Seperti yang ditulis George dan Audrey Kahin dalam Subversi Sebagai Politik
Luar Negeri: Menyingkap Keterlibatan CIA di Indonesia (1997:232), Pope
kedapatan membawa buku harian tentang misi-misinya dan kartu anggota tentara
Amerika di Pangkalan Militer Clark.

Tertangkapnya Allen Pope jadi blunder bagi diplomat-diplomat AS. Namun,


kendati hendak menutupi keterlibatannya dalam PRRI-Permesta, Washington tak
mau membiarkan warga negaranya dihukum mati negara lain. Skandal ini
dimanfaatkan dengan baik oleh Sukarno.

“Bung Karno ternyata jitu memanfaatkan posisi Amerika […] Ia


menggunakannya sebagai kartu dalam permainan politik tingginya dengan
presiden John F. Kennedy. Itulah sebabnya presiden AS mengutus diplomat
Ellsworth Bunker untuk merintis solusi Irian Barat, dan memenuhi harga diri
nasional Bangsa Indonesia. Allen Pope akhirnya dibebaskan,” tulis Boediardjo
dalam autobiografinya Siapa Sudi Saya Dongengi (1996).

Menurut catatan George dan Audrey Kahin (1997:288), Jaksa Agung


Robert Kennedy—adik dari Presiden John F. Kennedy—bahkan datang ke
Indonesia pada 1961 untuk mengusahakan pembebasan Pope.

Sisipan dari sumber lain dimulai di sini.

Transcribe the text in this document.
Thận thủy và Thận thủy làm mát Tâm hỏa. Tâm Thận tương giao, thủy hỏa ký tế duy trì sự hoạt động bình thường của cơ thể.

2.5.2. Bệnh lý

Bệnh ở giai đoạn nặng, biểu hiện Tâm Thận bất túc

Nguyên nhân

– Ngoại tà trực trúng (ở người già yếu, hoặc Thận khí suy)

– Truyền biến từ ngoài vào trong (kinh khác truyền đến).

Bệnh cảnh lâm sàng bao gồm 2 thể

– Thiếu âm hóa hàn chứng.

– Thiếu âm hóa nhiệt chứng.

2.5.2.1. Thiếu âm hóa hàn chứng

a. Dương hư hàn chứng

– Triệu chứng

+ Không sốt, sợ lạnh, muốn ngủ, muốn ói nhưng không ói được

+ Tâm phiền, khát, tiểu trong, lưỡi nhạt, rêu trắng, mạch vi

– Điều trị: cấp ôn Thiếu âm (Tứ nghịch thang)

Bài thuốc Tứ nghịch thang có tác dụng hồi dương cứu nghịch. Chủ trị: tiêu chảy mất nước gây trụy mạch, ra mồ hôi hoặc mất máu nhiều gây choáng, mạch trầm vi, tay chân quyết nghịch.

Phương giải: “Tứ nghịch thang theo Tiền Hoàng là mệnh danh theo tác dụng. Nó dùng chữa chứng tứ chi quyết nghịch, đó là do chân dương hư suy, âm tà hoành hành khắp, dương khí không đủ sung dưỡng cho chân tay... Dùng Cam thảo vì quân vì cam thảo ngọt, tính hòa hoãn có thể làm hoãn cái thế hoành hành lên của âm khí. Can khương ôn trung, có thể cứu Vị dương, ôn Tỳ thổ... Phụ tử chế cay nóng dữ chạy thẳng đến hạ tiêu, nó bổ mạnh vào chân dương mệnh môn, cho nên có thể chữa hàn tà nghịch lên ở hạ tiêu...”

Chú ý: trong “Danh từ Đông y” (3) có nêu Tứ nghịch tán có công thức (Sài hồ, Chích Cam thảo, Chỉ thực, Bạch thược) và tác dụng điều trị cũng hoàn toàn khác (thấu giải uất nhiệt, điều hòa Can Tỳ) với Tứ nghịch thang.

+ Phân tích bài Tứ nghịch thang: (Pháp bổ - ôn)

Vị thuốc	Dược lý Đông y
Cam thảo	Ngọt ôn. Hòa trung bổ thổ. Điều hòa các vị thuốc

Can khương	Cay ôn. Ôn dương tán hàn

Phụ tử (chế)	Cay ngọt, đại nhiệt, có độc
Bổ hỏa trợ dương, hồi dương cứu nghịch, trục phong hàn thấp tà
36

“Istri Pope (menghadap) ke Presiden. Dengan air mata ia meminta agar


suaminya dibebaskan. Yah, Pope dibebaskan,” ujar Hasjim Ning dalam Pasang
Surut Pengusaha Pejuang: Otobiografi Hasjim Ning (1986:214) yang disusun AA
Navis.

Namun tak ada makan siang gratis. Pope tak dilepaskan begitu saja kepada
Paman Sam.
“Setelah ia dihukum, saya sempat mengunjunginya di penjara di Yogya. Ia
menyatakan bahwa ia akan dibebaskan berkat negosiasi pemerintah Amerika
dengan Republik Indonesia, yakni ia akan ditukar dengan ratusan senjata untuk
20 batalion Tentara Nasional Indonesia dan enam pesawat angkut Hercules,” aku
Priyatna Abdurrasyid, seperti dikutip Tempo (25/08/2008)

Boediardjo, yang belakangan jadi Menteri Penerangan di awal Orde Baru,


mengaku dapat tugas rahasia dari Presiden Sukarno. Dengan sepengetahuan
KSAU, ia menjemput Allen Pope dari Jakarta Timur. “Pope langsung saya bawa ke
Bandara Kemayoran, dinaikkan ke pesawat terbang militer AS, dipulangkan ke
negaranya.”

Pope akhirnya pulang ke Amerika, jauh dari korban-korban aksi anti-


komunisnya, yang belum tentu komunis.